Examples
Trail finding
Suppose CoMetGeNe.py
(trail finding) is executed as follows:
python2 CoMetGeNe.py eco data/eco/ -dG 2 -dD 1 -o eco.out
Metabolic pathway maps for Escherichia coli K-12 MG1655 ( eco) are automatically downloaded from KEGG and stored under data/eco/. At most two genes (-dG 2) and one reaction (-dD 1) can be skipped. Results are saved in the output file eco.out.
For the above example,
CoMetGeNe identifies 238
trails of span ranging from 2 to 10 (i.e., the 238 trails contain from
2 to 10 unique metabolic reactions). Below is the output corresponding
to a trail of span 3:
path_eco00564.kgml: Found a trail of span 3 containing skipped vertices
path_eco00564.kgml: 110 -> [139] -> 104 -> 123
path_eco00564.kgml: R02054 -> [R04864] -> R02053 -> R03416
path_eco00564.kgml: eco:b3821 -> [eco:b2836] -> eco:b3821 -> eco:b3825
path_eco00564.kgml: 3.1.1.32 -> [2.3.1.40] -> 3.1.1.4 -> 3.1.1.5
path_eco00564.kgml: Skipped genes: eco:b3823, eco:b3822
- path_eco00564.kgml is the file name for the pathway map 00564 in eco (glycerophospholipid metabolism), retrieved automatically from KEGG by CoMetGeNe.

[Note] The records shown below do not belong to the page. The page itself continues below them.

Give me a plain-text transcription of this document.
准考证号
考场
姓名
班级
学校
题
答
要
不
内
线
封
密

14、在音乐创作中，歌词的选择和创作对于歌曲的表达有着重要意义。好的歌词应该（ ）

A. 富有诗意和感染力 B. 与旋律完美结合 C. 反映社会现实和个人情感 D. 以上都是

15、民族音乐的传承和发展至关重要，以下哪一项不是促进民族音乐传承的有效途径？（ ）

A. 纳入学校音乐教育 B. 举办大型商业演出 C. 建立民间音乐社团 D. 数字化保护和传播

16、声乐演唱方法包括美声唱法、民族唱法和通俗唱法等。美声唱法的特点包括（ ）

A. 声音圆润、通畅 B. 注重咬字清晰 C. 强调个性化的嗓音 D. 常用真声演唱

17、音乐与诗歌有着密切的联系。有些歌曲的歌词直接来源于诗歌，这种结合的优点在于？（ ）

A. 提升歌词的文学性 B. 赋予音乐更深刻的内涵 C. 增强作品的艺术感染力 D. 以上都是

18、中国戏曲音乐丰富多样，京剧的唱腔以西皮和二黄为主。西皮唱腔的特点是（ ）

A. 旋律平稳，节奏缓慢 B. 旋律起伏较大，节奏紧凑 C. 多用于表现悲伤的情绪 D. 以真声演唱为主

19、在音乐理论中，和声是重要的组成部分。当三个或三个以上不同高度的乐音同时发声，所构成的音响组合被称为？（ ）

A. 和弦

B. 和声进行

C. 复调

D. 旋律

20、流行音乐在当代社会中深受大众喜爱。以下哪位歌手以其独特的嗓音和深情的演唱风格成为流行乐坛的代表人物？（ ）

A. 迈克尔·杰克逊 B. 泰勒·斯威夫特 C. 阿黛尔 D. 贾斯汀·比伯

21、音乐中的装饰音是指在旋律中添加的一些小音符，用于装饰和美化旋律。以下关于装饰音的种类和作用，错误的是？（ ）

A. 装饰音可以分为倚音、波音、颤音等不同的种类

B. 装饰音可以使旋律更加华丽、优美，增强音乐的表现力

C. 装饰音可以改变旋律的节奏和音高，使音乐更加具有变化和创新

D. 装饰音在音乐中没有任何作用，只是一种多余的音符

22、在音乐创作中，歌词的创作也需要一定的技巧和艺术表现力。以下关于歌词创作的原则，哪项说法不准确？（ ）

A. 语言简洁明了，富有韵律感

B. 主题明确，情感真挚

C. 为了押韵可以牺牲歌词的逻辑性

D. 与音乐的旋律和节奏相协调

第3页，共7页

- The four lines with entities separated by arrows
(->) represent the trail
R02054 -> R02053 -> R03416
in four distinct manners, using:
- The KGML identifiers of the reactions in the trail (110 -> 104 -> 123).
- The KEGG R numbers associated to the reactions in the trail (R02054 -> R02053 -> R03416). Span is computed in terms of distinct R numbers in the trail.
- The names of genes whose products are involved in reactions in the trail (eco:b3821 -> eco:b3821 -> eco:b3825).
- The EC numbers associated to the reactions in the trail (3.1.1.32 -> 3.1.1.4 -> 3.1.1.5).
- The reaction R04864 was skipped (allowed because CoMetGeNe.py was executed with the option -dD 1): it is shown in square brackets, along with the corresponding KGML identifier (139), associated gene (b2836), and EC number (2.3.1.40).
- Two genes were skipped (allowed because CoMetGeNe.py was executed with the option -dG 2): eco:b3823 and eco:b3822.
Trail grouping
Trail grouping by genes
Suppose trail finding was performed for species
aae,
bbn,
eco, and
mpn. A small part of the
CSV obtained when
grouping
CoMetGeNe trails
by genes for
eco as the reference species
is reproduced below (slightly re-formatted for readability purposes):
eco_gene;chr;str;aae;bbn;mpn
b0114; chr; + ; . ; . ; x
b0115; chr; + ; . ; . ; x
b0116; chr; + ; x ; . ; x
From the table above, it can be seen that:
- Species aae has at least two neighboring homologues to the gene b0116 in eco;
- Species bbn has no neighboring homologues for the three genes in eco;
- Species mpn has neighboring homologues for all the three genes in eco.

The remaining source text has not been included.